Source: Graefes Arch Clin Exp Ophthalmol  |  Posted 6 years ago

By Ed Susman

HOLLYWOOD, FL -- March 18, 2005 -- The tamoxifen era is over.

The newest breast cancer guidelines of the National Comprehensive Cancer Network suggest that for adjuvant hormonal therapy for postmenopausal women, the use of aromatase inhibition is preferred as a long-term prevention strategy over tamoxifen as a single agent.

"Tamoxifen is a terrific drug," said Robert Carlson, MD, professor of medicine, Stanford University Medical School, Stanford, California, United States, "but recent clinical trials have shown that the aromatase inhibitors improve disease-free survival.

"Tamoxifen alone in postmenopausal women has fallen off the radar screen," he said here March 16[^]th[] at the NCCN's 10[^]th[] Annual Conference on Clinical Practice Guidelines and Data Outcomes Research.

The changes in guidelines was based on several clinical trials that established the role of the aromatase inhibitors in preventing recurrence of cancer in the adjuvant setting: ATAC (Anastrozole, Tamoxifen, Alone or in Combination); and MA-17, which showed a benefits with letrozole; and Intergroup Exemestane Study, Dr. Carlson said.

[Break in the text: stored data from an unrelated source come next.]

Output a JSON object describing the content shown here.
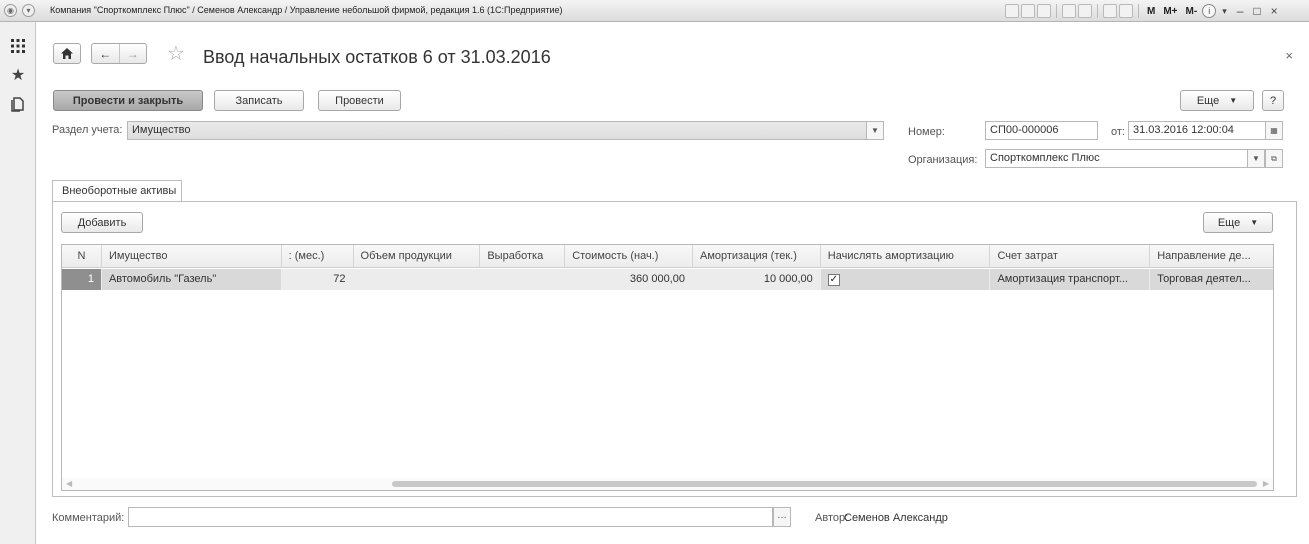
{
  "window": {
    "title": "Компания \"Спорткомплекс Плюс\" / Семенов Александр / Управление небольшой фирмой, редакция 1.6  (1С:Предприятие)",
    "m_labels": [
      "M",
      "M+",
      "M-"
    ],
    "info": "i"
  },
  "nav": {
    "back": "←",
    "forward": "→"
  },
  "page": {
    "title": "Ввод начальных остатков 6 от 31.03.2016",
    "close": "×"
  },
  "toolbar": {
    "post_close": "Провести и закрыть",
    "save": "Записать",
    "post": "Провести",
    "more": "Еще",
    "help": "?"
  },
  "form": {
    "section_label": "Раздел учета:",
    "section_value": "Имущество",
    "number_label": "Номер:",
    "number_value": "СП00-000006",
    "date_label": "от:",
    "date_value": "31.03.2016 12:00:04",
    "org_label": "Организация:",
    "org_value": "Спорткомплекс Плюс"
  },
  "tabs": [
    {
      "label": "Внеоборотные активы"
    }
  ],
  "table_toolbar": {
    "add": "Добавить",
    "more": "Еще"
  },
  "table": {
    "columns": [
      "N",
      "Имущество",
      ": (мес.)",
      "Объем продукции",
      "Выработка",
      "Стоимость (нач.)",
      "Амортизация (тек.)",
      "Начислять амортизацию",
      "Счет затрат",
      "Направление де..."
    ],
    "rows": [
      {
        "n": "1",
        "asset": "Автомобиль \"Газель\"",
        "months": "72",
        "volume": "",
        "output": "",
        "cost": "360 000,00",
        "amort": "10 000,00",
        "accrue": "✓",
        "account": "Амортизация транспорт...",
        "direction": "Торговая деятел..."
      }
    ]
  },
  "footer": {
    "comment_label": "Комментарий:",
    "comment_value": "",
    "author_label": "Автор:",
    "author_value": "Семенов Александр"
  }
}
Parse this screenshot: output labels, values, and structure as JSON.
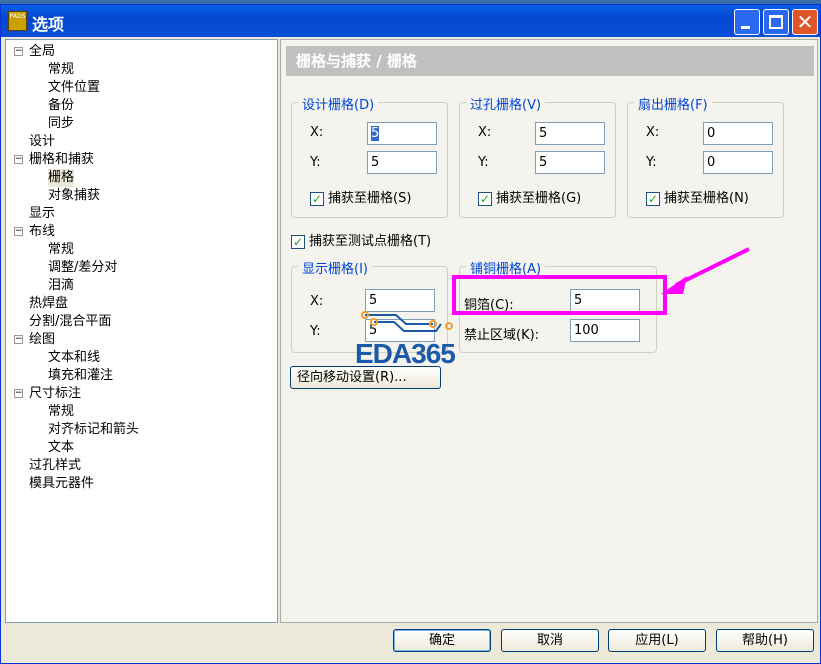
{
  "window": {
    "title": "选项",
    "app_icon_text": "PADS"
  },
  "tree": [
    {
      "label": "全局",
      "level": 0,
      "expander": "−"
    },
    {
      "label": "常规",
      "level": 1
    },
    {
      "label": "文件位置",
      "level": 1
    },
    {
      "label": "备份",
      "level": 1
    },
    {
      "label": "同步",
      "level": 1
    },
    {
      "label": "设计",
      "level": 0
    },
    {
      "label": "栅格和捕获",
      "level": 0,
      "expander": "−"
    },
    {
      "label": "栅格",
      "level": 1,
      "selected": true
    },
    {
      "label": "对象捕获",
      "level": 1
    },
    {
      "label": "显示",
      "level": 0
    },
    {
      "label": "布线",
      "level": 0,
      "expander": "−"
    },
    {
      "label": "常规",
      "level": 1
    },
    {
      "label": "调整/差分对",
      "level": 1
    },
    {
      "label": "泪滴",
      "level": 1
    },
    {
      "label": "热焊盘",
      "level": 0
    },
    {
      "label": "分割/混合平面",
      "level": 0
    },
    {
      "label": "绘图",
      "level": 0,
      "expander": "−"
    },
    {
      "label": "文本和线",
      "level": 1
    },
    {
      "label": "填充和灌注",
      "level": 1
    },
    {
      "label": "尺寸标注",
      "level": 0,
      "expander": "−"
    },
    {
      "label": "常规",
      "level": 1
    },
    {
      "label": "对齐标记和箭头",
      "level": 1
    },
    {
      "label": "文本",
      "level": 1
    },
    {
      "label": "过孔样式",
      "level": 0
    },
    {
      "label": "模具元器件",
      "level": 0
    }
  ],
  "panel": {
    "header": "栅格与捕获 / 栅格",
    "design_grid": {
      "legend": "设计栅格(D)",
      "x_label": "X:",
      "y_label": "Y:",
      "x": "5",
      "y": "5",
      "snap": "捕获至栅格(S)"
    },
    "via_grid": {
      "legend": "过孔栅格(V)",
      "x_label": "X:",
      "y_label": "Y:",
      "x": "5",
      "y": "5",
      "snap": "捕获至栅格(G)"
    },
    "fanout_grid": {
      "legend": "扇出栅格(F)",
      "x_label": "X:",
      "y_label": "Y:",
      "x": "0",
      "y": "0",
      "snap": "捕获至栅格(N)"
    },
    "snap_testpoint": "捕获至测试点栅格(T)",
    "display_grid": {
      "legend": "显示栅格(I)",
      "x_label": "X:",
      "y_label": "Y:",
      "x": "5",
      "y": "5"
    },
    "pour_grid": {
      "legend": "铺铜栅格(A)",
      "copper_label": "铜箔(C):",
      "copper": "5",
      "keepout_label": "禁止区域(K):",
      "keepout": "100"
    },
    "radial_button": "径向移动设置(R)...",
    "watermark": "EDA365"
  },
  "buttons": {
    "ok": "确定",
    "cancel": "取消",
    "apply": "应用(L)",
    "help": "帮助(H)"
  },
  "colors": {
    "highlight": "#ff00ff",
    "title_bar": "#0a5fe8"
  }
}
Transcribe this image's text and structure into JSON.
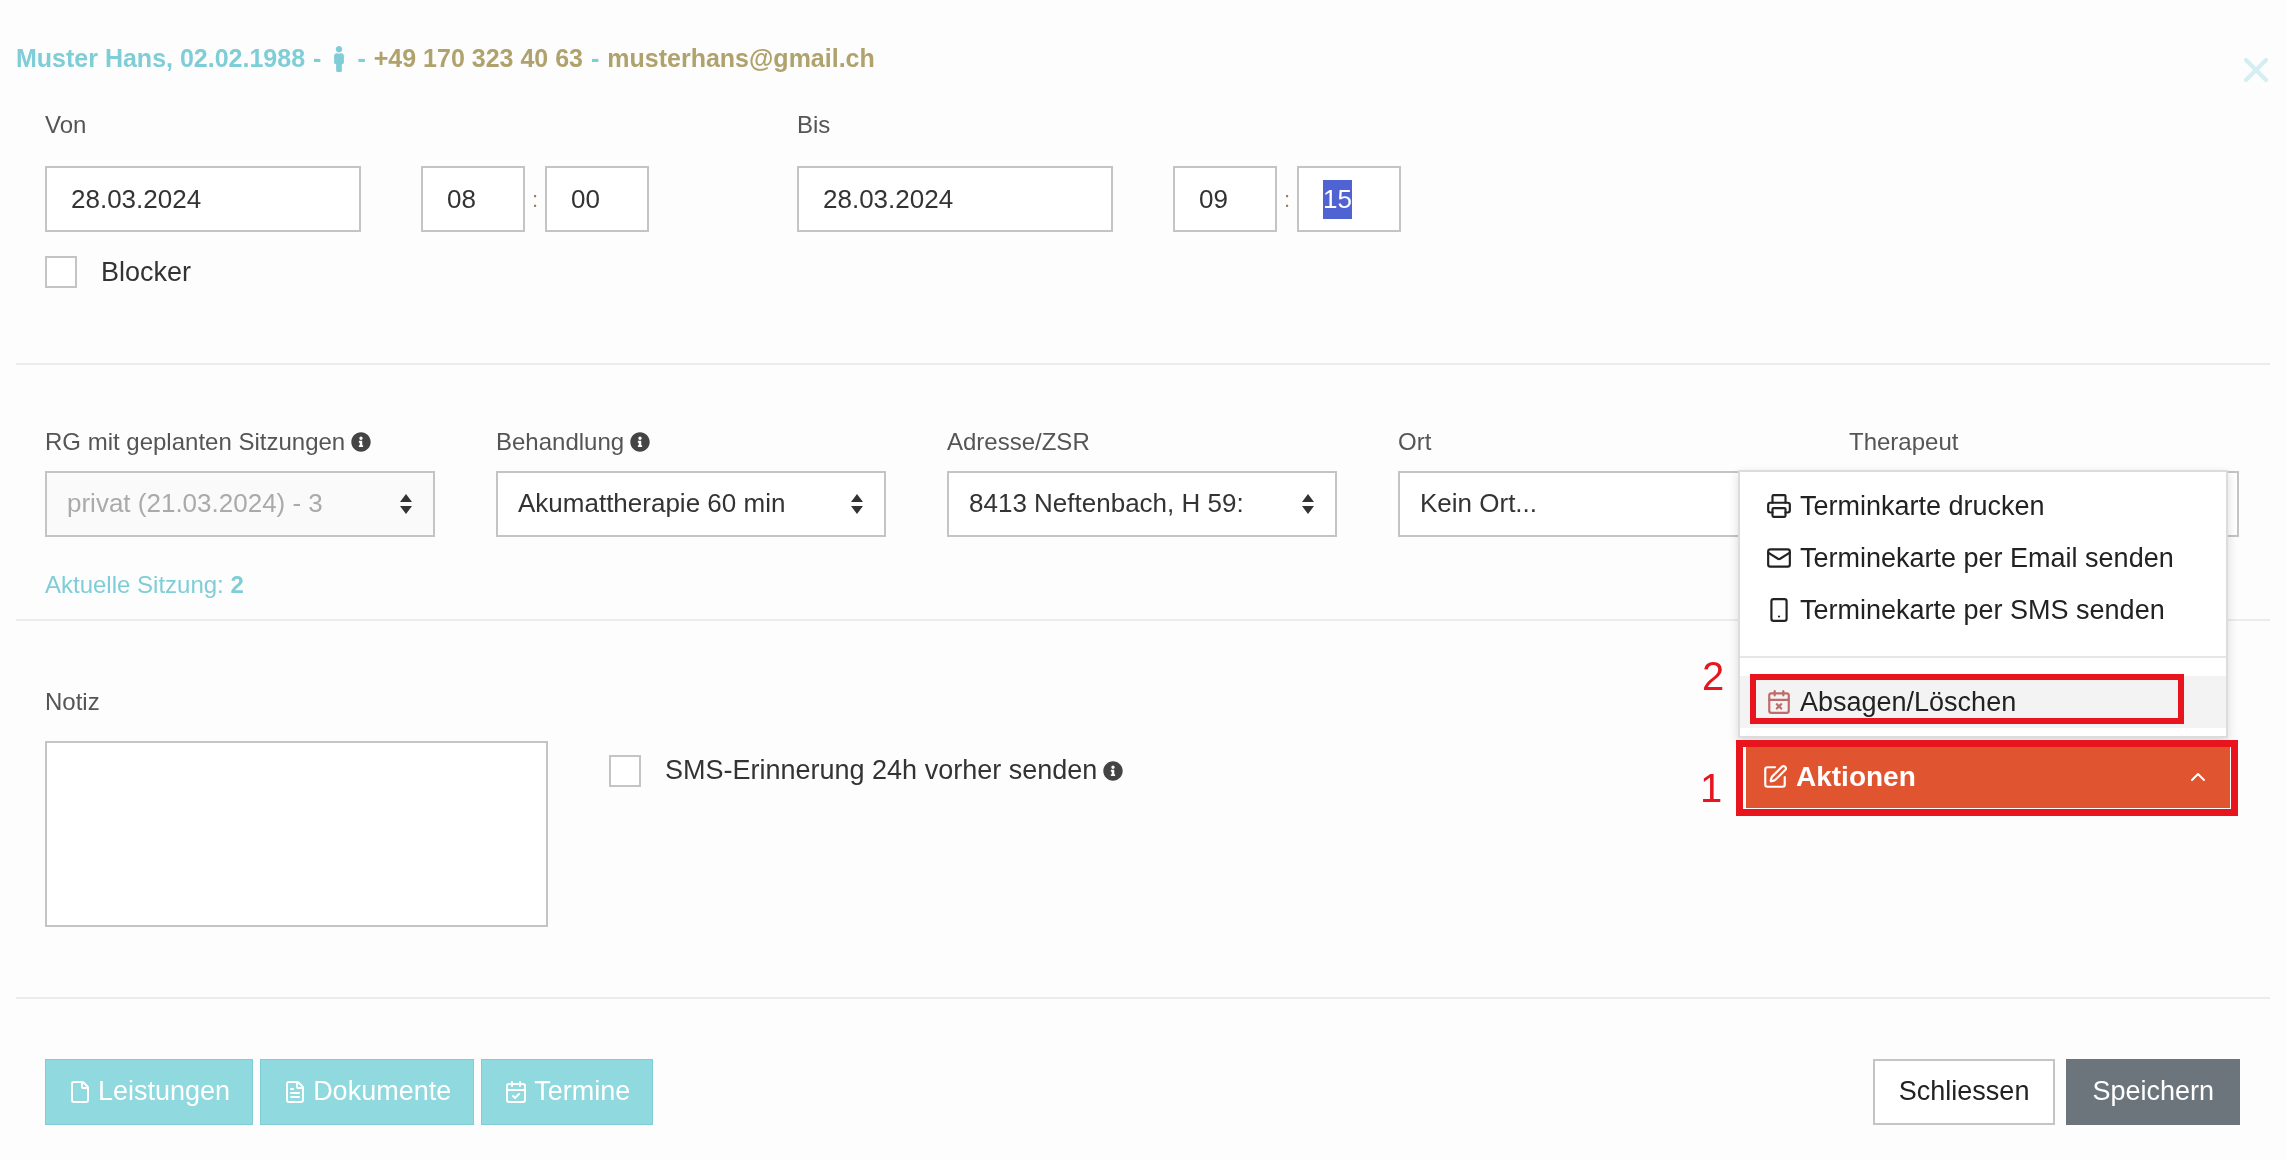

According to the new guidelines for adjuvant hormonal therapy, premenopausal women are treated with tamoxifen for 2 to 3 years with or without ovarian supplementation or ablation. If they remain premenopausal after the first round of treatment they complete 5 years of tamoxifen. If at that point they are postmenopausal they receive letrozole for 5 year. If they are still premenopausal no further treatment is performed.

Women who are postmenopausal at the start of adjuvant therapy are treated with anastrozole for 5 years, or tamoxifen for 2 to 3 years, followed by exemestane or anastrozole to complete a 5-year adjuvant hormonal therapy course, or tamoxifen for 4.5 to 6 years, and then by letrozole for 5 years.

"The panel believes the three selective aromatase inhibitors -- anastrozole, letrozole and exemestane -- have similar anti-tumor efficacy and similar toxicity profiles," Dr. Carlson said. Physicians should try to judge how well their patient fits into the criteria and scenario of the various clinical trials and treat them with drugs that best fit that situation, he said.

The lack of an overall survival benefit seen with the aromatase inhibitors may be partly due to the effectiveness of tamoxifen in treatment of patients; competing causes of death as the women in the studies age, or the fact that separation of the curves that express differences in mortality might do not occur until several years following treatment -- much the way the mortality benefit with tamoxifen did not become apparent until long-term results were examined.

[Presentation title: Update: Breast Cancer Guidelines.]